Dopo le sue opinioni espresse su Conte, Calenda ha fatto un rapido cambiamento esprimendosi sulla situazione politica estera attuale. Il leader di Azione, riporta Il Messaggero, si è infatti pronunciato direttamente ai microfoni di RaiNews24.
Nel corso di questo intervento sono state trattate varie tematiche. Politica estera e sicurezza sono ritornate rapidamente al centro del dibattito internazionale. Con un focus anche sull’Italia, visti i disguidi che si sono verificati di recente con gli USA.

Calenda su ciò che non può dire la Meloni
Il leader di Azione ha inaugurato il suo rapido intervento lasciandosi andare ad un commento su Trump tutto tranne che lusinghiero: “Giorgia Meloni non lo può dire perché anch’io se fossi al governo non potrei usare queste parole. Penso che Trump sia un pazzo, clinicamente pazzo“.
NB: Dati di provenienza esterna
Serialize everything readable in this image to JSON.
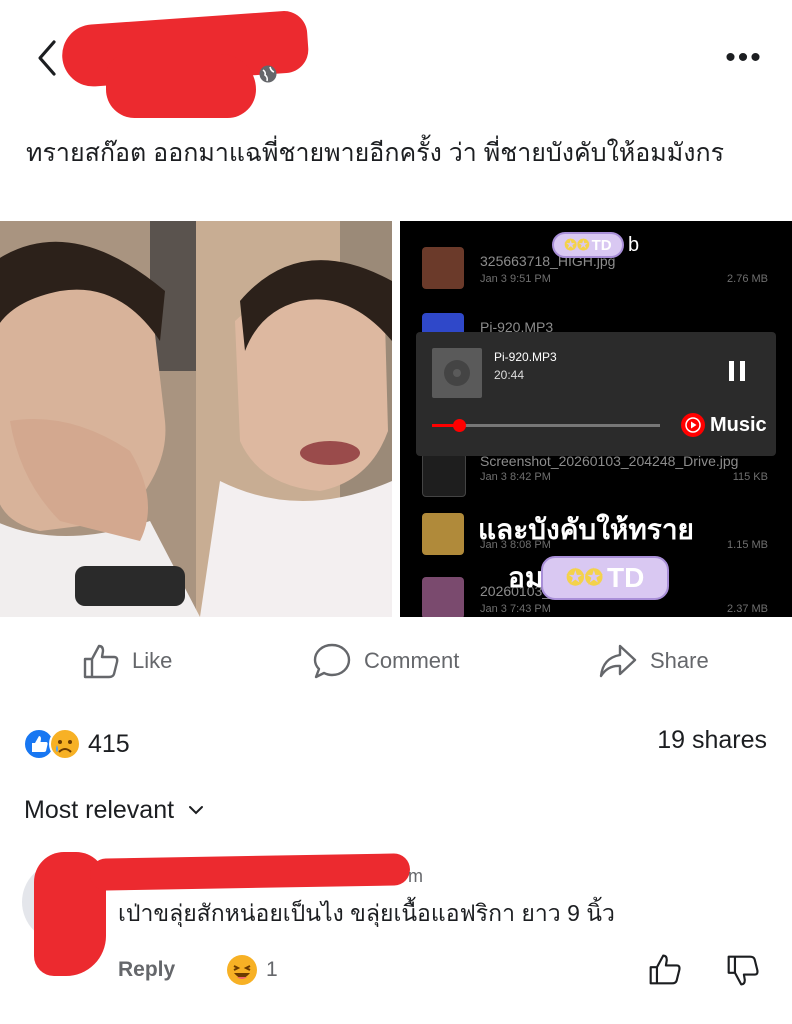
{
  "header": {
    "back_icon": "chevron-left-icon",
    "more_label": "•••",
    "privacy_icon": "globe-icon"
  },
  "post": {
    "caption": "ทรายสก๊อต ออกมาแฉพี่ชายพายอีกครั้ง ว่า พี่ชายบังคับให้อมมังกร"
  },
  "media": {
    "files": [
      {
        "name": "325663718_HIGH.jpg",
        "meta": "Jan 3 9:51 PM",
        "size": "2.76 MB"
      },
      {
        "name": "Pi-920.MP3",
        "meta": "",
        "size": ""
      },
      {
        "name": "Screenshot_20260103_204248_Drive.jpg",
        "meta": "Jan 3 8:42 PM",
        "size": "115 KB"
      },
      {
        "name": "",
        "meta": "Jan 3 8:08 PM",
        "size": "1.15 MB"
      },
      {
        "name": "20260103_",
        "meta": "Jan 3 7:43 PM",
        "size": "2.37 MB"
      }
    ],
    "player": {
      "track": "Pi-920.MP3",
      "time": "20:44",
      "brand": "Music",
      "progress": 0.12
    },
    "overlay_line1": "และบังคับให้ทราย",
    "overlay_line2": "อม",
    "sticker_top": "TD",
    "sticker_top_suffix": "b",
    "sticker_bottom": "TD"
  },
  "actions": {
    "like": "Like",
    "comment": "Comment",
    "share": "Share"
  },
  "stats": {
    "reactions_count": "415",
    "shares": "19 shares"
  },
  "comments": {
    "sort_label": "Most relevant",
    "items": [
      {
        "time_fragment": "m",
        "text": "เป่าขลุ่ยสักหน่อยเป็นไง ขลุ่ยเนื้อแอฟริกา ยาว 9 นิ้ว",
        "reply_label": "Reply",
        "reaction_count": "1"
      }
    ]
  },
  "colors": {
    "redaction": "#ec2a2f",
    "like_blue": "#1877f2",
    "muted": "#65676b",
    "youtube_red": "#ff0000"
  }
}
E ancora, riferendosi ai cambiamenti decisionali repentini messi in atto dal presidente degli USA: “Tra l’altro è lui che ha minacciato di usare il nucleare: siamo andati a letto dieci giorni fa con lui che minacciava di cancellare una civiltà“.
L’intervistato ha poi concluso il suo intervento rivolgendosi direttamente alla maggioranza: “Non ci può essere da parte vostra, una continua difesa d’ufficio, non ha più un senso“. Un appello perciò rivolto non solo alla Meloni, ma anche a tutte le altre figure politiche che la affiancano giorno dopo giorno.
Le parole su Trump
Non è la prima volta che Calenda si esprime sull’operato di Trump. Non molti giorni fa, il leader di Azione aveva infatti definito il presidente statunitense come il più grande pericolo per la pace, citando Italpress.
E quanto riportato appena sopra, non fa che confermare un’opinione generale certamente non lusinghiera, nei confronti del tycoon e delle sue azioni politiche.